I want to implement a dead letter queue (DLQ) pattern. The idea is to have the webhook endpoint always return a 200 OK to CXone immediately to acknowledge receipt, then push the payload to an SQS queue. A separate consumer process reads from SQS and processes the data. If the consumer fails, it goes to a DLQ SQS for manual inspection or retry.
Here is the basic flow I’m trying to set up in the Lambda (Node.js 18):
exports.handler = async (event) => {
const payload = JSON.parse(event.body);
try {
await sqs.sendMessage({
QueueUrl: process.env.SQS_QUEUE_URL,
MessageBody: JSON.stringify(payload)
}).promise();
return {
statusCode: 200,
headers: { 'Content-Type': 'application/json' },
body: JSON.stringify({ status: 'accepted' })
};
} catch (error) {
console.error('Failed to push to SQS:', error);
// Should I return 500 here? Or still 200 and log?
return {
statusCode: 500,
body: JSON.stringify({ error: 'Internal Server Error' })
};
}
};
My concern is the idempotency. CXone might retry the webhook if it gets a timeout or a non-2xx status. If I return 200, CXone stops retrying.
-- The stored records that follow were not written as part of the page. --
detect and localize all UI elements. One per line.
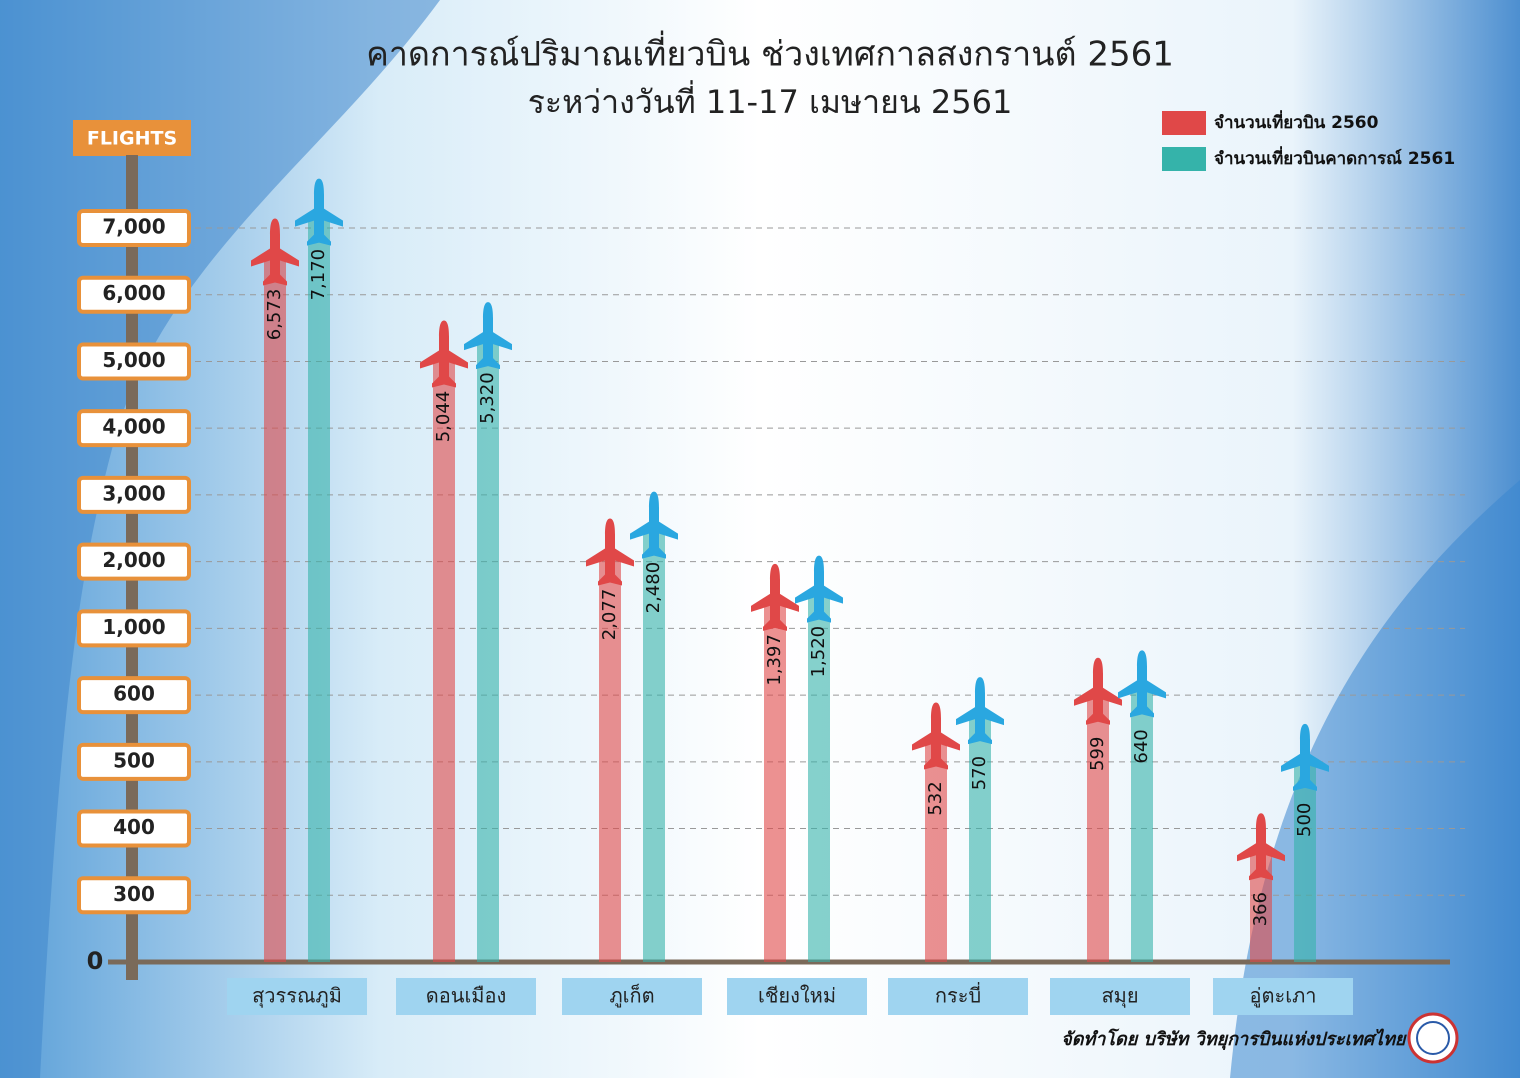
value-label: 5,320 [477, 372, 498, 424]
x-tick-label: กระบี่ [935, 982, 981, 1008]
value-label: 599 [1087, 737, 1108, 771]
bar [808, 593, 830, 962]
y-tick-box [77, 542, 191, 581]
y-tick-box [77, 475, 191, 514]
plane-icon [630, 491, 678, 559]
y-tick-label: 6,000 [102, 281, 165, 305]
y-tick-label: 5,000 [102, 348, 165, 372]
value-label: 570 [969, 756, 990, 790]
chart-subtitle: ระหว่างวันที่ 11-17 เมษายน 2561 [528, 80, 1013, 121]
y-axis-label: FLIGHTS [87, 128, 177, 150]
category-box [1213, 978, 1353, 1015]
x-tick-label: ดอนเมือง [426, 984, 506, 1008]
plane-icon [1281, 723, 1329, 791]
bar [433, 358, 455, 962]
bar [1294, 761, 1316, 962]
y-tick-label: 500 [113, 748, 155, 772]
value-label: 500 [1294, 803, 1315, 837]
bar [643, 529, 665, 962]
y-label-box [73, 120, 191, 156]
category-box [727, 978, 867, 1015]
plane-icon [420, 320, 468, 388]
y-tick-label: 4,000 [102, 415, 165, 439]
wave [0, 0, 440, 1078]
value-label: 640 [1131, 729, 1152, 763]
y-tick-box [77, 209, 191, 247]
category-box [562, 978, 702, 1015]
y-tick-label: 0 [87, 947, 104, 975]
category-box [396, 978, 536, 1015]
value-label: 366 [1250, 892, 1271, 926]
plane-icon [751, 563, 799, 631]
plane-icon [912, 702, 960, 770]
y-tick-label: 7,000 [102, 215, 165, 239]
bar [1250, 851, 1272, 962]
category-box [227, 978, 367, 1015]
bar [264, 256, 286, 962]
value-label: 532 [925, 781, 946, 815]
x-tick-label: สุวรรณภูมิ [252, 984, 342, 1009]
bar [764, 601, 786, 962]
value-label: 5,044 [433, 391, 454, 443]
x-tick-label: อู่ตะเภา [1250, 984, 1317, 1009]
legend-label: จำนวนเที่ยวบิน 2560 [1214, 110, 1379, 133]
y-tick-box [77, 876, 191, 915]
value-label: 6,573 [264, 289, 285, 341]
legend: จำนวนเที่ยวบิน 2560 จำนวนเที่ยวบินคาดการณ… [1162, 110, 1455, 171]
y-tick-box [77, 409, 191, 448]
plane-icon [795, 555, 843, 623]
bar [308, 216, 330, 962]
plane-icon [1074, 657, 1122, 725]
x-tick-label: ภูเก็ต [609, 983, 654, 1009]
y-tick-box [77, 809, 191, 848]
bar [1131, 688, 1153, 962]
bar [599, 556, 621, 962]
y-tick-label: 600 [113, 682, 155, 706]
y-tick-label: 3,000 [102, 481, 165, 505]
plane-icon [1237, 813, 1285, 881]
value-label: 1,397 [764, 634, 785, 686]
value-label: 1,520 [808, 626, 829, 678]
y-tick-box [77, 676, 191, 715]
x-tick-label: สมุย [1101, 984, 1138, 1009]
category-box [888, 978, 1028, 1015]
y-tick-box [77, 742, 191, 781]
plane-icon [295, 178, 343, 246]
plane-icon [464, 302, 512, 370]
bar [969, 715, 991, 962]
y-tick-label: 2,000 [102, 548, 165, 572]
y-tick-label: 300 [113, 882, 155, 906]
legend-swatch [1162, 111, 1206, 135]
plane-icon [251, 218, 299, 286]
value-label: 2,480 [643, 562, 664, 614]
legend-swatch [1162, 147, 1206, 171]
y-tick-label: 400 [113, 815, 155, 839]
bar [477, 340, 499, 962]
value-label: 2,077 [599, 589, 620, 641]
x-tick-label: เชียงใหม่ [758, 984, 836, 1008]
legend-label: จำนวนเที่ยวบินคาดการณ์ 2561 [1214, 146, 1455, 169]
bar [1087, 695, 1109, 962]
y-tick-box [77, 342, 191, 381]
value-label: 7,170 [308, 249, 329, 301]
y-tick-box [77, 609, 191, 648]
footer: จัดทำโดย บริษัท วิทยุการบินแห่งประเทศไทย… [1061, 1028, 1456, 1051]
plane-icon [586, 518, 634, 586]
y-tick-box [77, 275, 191, 314]
category-box [1050, 978, 1190, 1015]
bar [925, 740, 947, 962]
plane-icon [1118, 650, 1166, 718]
logo [1416, 1021, 1450, 1055]
chart-title: คาดการณ์ปริมาณเที่ยวบิน ช่วงเทศกาลสงกราน… [366, 31, 1174, 75]
plane-icon [956, 677, 1004, 745]
y-tick-label: 1,000 [102, 615, 165, 639]
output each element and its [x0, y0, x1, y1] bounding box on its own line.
That’s good. But if the SQS send fails inside the Lambda, I return 500. CXone will retry. If the SQS send fails again, CXone retries again. This creates a loop of failures.
Should I always return 200 and log the SQS failure locally? Or is there a better way to handle this in the webhook configuration? Also, does CXone support idempotency keys in the webhook payload to prevent duplicate processing if we do get duplicates from retries?